Many cancers can spread to the lymph nodes, but synovial sarcoma does this very rarely. If lymph nodes were part of the surgery to remove your tumour, your pathologist will assess them under the microscope and report whether they are involved by tumour.
The pathologic stage for synovial sarcoma is based on the TNM staging system, an internationally recognized system originally created by the American Joint Committee on Cancer.
This system uses information about the primary tumour (T), lymph nodes (N), and distant metastatic disease (M) to determine the complete pathologic stage (pTNM). Your pathologist will examine the tissue submitted and give each part a number. In general, a higher number means more advanced disease and worse prognosis.
Tumour stage (pT) for synovial sarcoma
The tumour stage for synovial sarcoma varies based on the body part involved. For example, a 5 centimeter tumour that starts in the head will be given a different tumour stage than a tumour that starts deep in the back of the abdomen (the retroperitoneum). However, in most body sites, the tumour stage includes the tumour size and whether the tumour has grown into surrounding body parts.
Synovial sarcoma is given an nodal stage of 0 or 1 based on the presence or absence of cancer cells in one or more lymph nodes.

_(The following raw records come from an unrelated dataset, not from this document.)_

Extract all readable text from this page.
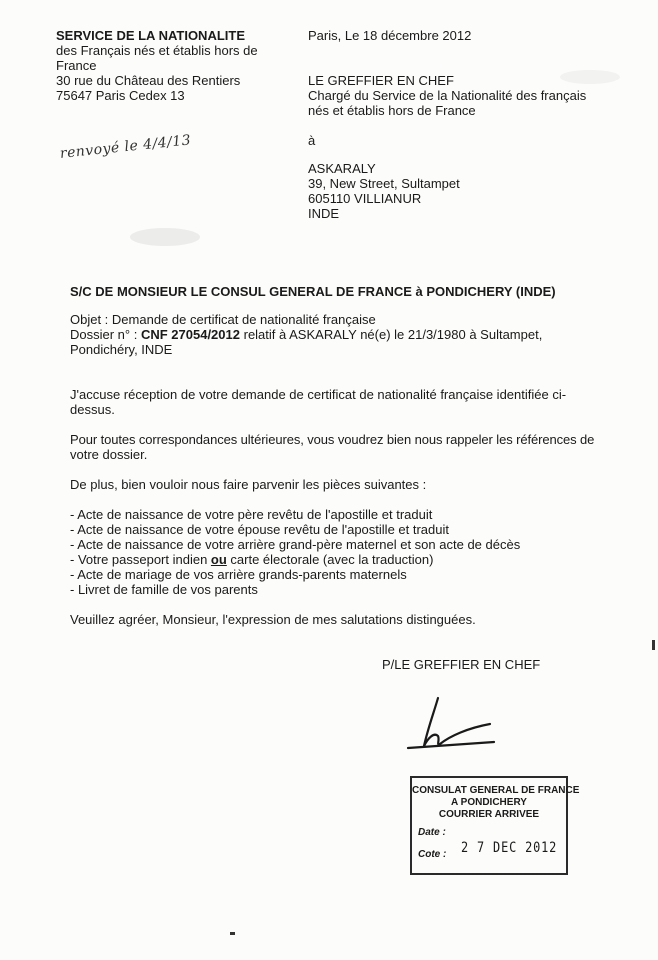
SERVICE DE LA NATIONALITE
des Français nés et établis hors de
France
30 rue du Château des Rentiers
75647 Paris Cedex 13
Paris, Le 18 décembre 2012
LE GREFFIER EN CHEF
Chargé du Service de la Nationalité des français
nés et établis hors de France
à
renvoyé le 4/4/13
ASKARALY
39, New Street, Sultampet
605110 VILLIANUR
INDE
S/C DE MONSIEUR LE CONSUL GENERAL DE FRANCE à PONDICHERY (INDE)
Objet : Demande de certificat de nationalité française
Dossier n° : CNF 27054/2012 relatif à ASKARALY né(e) le 21/3/1980 à Sultampet,
Pondichéry, INDE
J'accuse réception de votre demande de certificat de nationalité française identifiée ci-
dessus.
Pour toutes correspondances ultérieures, vous voudrez bien nous rappeler les références de
votre dossier.
De plus, bien vouloir nous faire parvenir les pièces suivantes :
- Acte de naissance de votre père revêtu de l'apostille et traduit
- Acte de naissance de votre épouse revêtu de l'apostille et traduit
- Acte de naissance de votre arrière grand-père maternel et son acte de décès
- Votre passeport indien ou carte électorale (avec la traduction)
- Acte de mariage de vos arrière grands-parents maternels
- Livret de famille de vos parents
Veuillez agréer, Monsieur, l'expression de mes salutations distinguées.
P/LE GREFFIER EN CHEF
CONSULAT GENERAL DE FRANCE
A PONDICHERY
COURRIER ARRIVEE
Date :
Cote : 2 7 DEC 2012
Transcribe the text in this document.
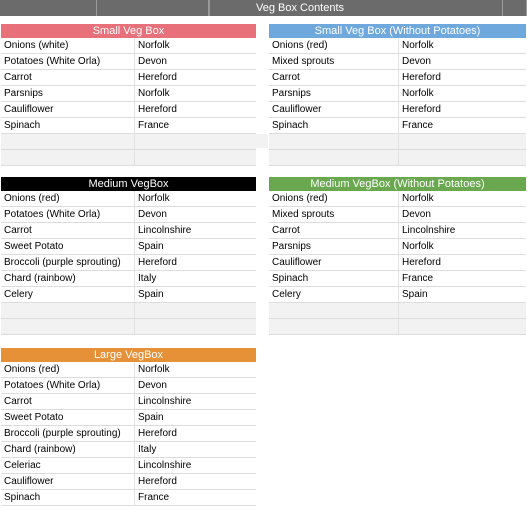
Veg Box Contents
Small Veg Box
Onions (white)	Norfolk
Potatoes (White Orla)	Devon
Carrot	Hereford
Parsnips	Norfolk
Cauliflower	Hereford
Spinach	France
Small Veg Box (Without Potatoes)
Onions (red)	Norfolk
Mixed sprouts	Devon
Carrot	Hereford
Parsnips	Norfolk
Cauliflower	Hereford
Spinach	France
Medium VegBox
Onions (red)	Norfolk
Potatoes (White Orla)	Devon
Carrot	Lincolnshire
Sweet Potato	Spain
Broccoli (purple sprouting)	Hereford
Chard (rainbow)	Italy
Celery	Spain
Medium VegBox (Without Potatoes)
Onions (red)	Norfolk
Mixed sprouts	Devon
Carrot	Lincolnshire
Parsnips	Norfolk
Cauliflower	Hereford
Spinach	France
Celery	Spain
Large VegBox
Onions (red)	Norfolk
Potatoes (White Orla)	Devon
Carrot	Lincolnshire
Sweet Potato	Spain
Broccoli (purple sprouting)	Hereford
Chard (rainbow)	Italy
Celeriac	Lincolnshire
Cauliflower	Hereford
Spinach	France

If no cancer cells are seen in any lymph nodes, the nodal stage is N0. If no lymph nodes are sent for pathological examination, the nodal stage cannot be determined, and the nodal stage is listed as NX. If cancer cells are found in any lymph nodes, then the nodal stage is listed as N1.
Synovial sarcoma is given an metastatic stage of 0 or 1 based on the presence of cancer cells at a distant site in the body (for example the lungs). The metastatic stage can only be assigned if tissue from a distant site is submitted for pathological examination. Because this tissue is rarely present, the metastatic stage cannot be determined and is listed as MX.
The metastatic stage can only be given if tissue from a distant site is sent for pathological examination. Because this tissue is rarely present, the metastatic stage cannot be determined, and it is typically not included in your report.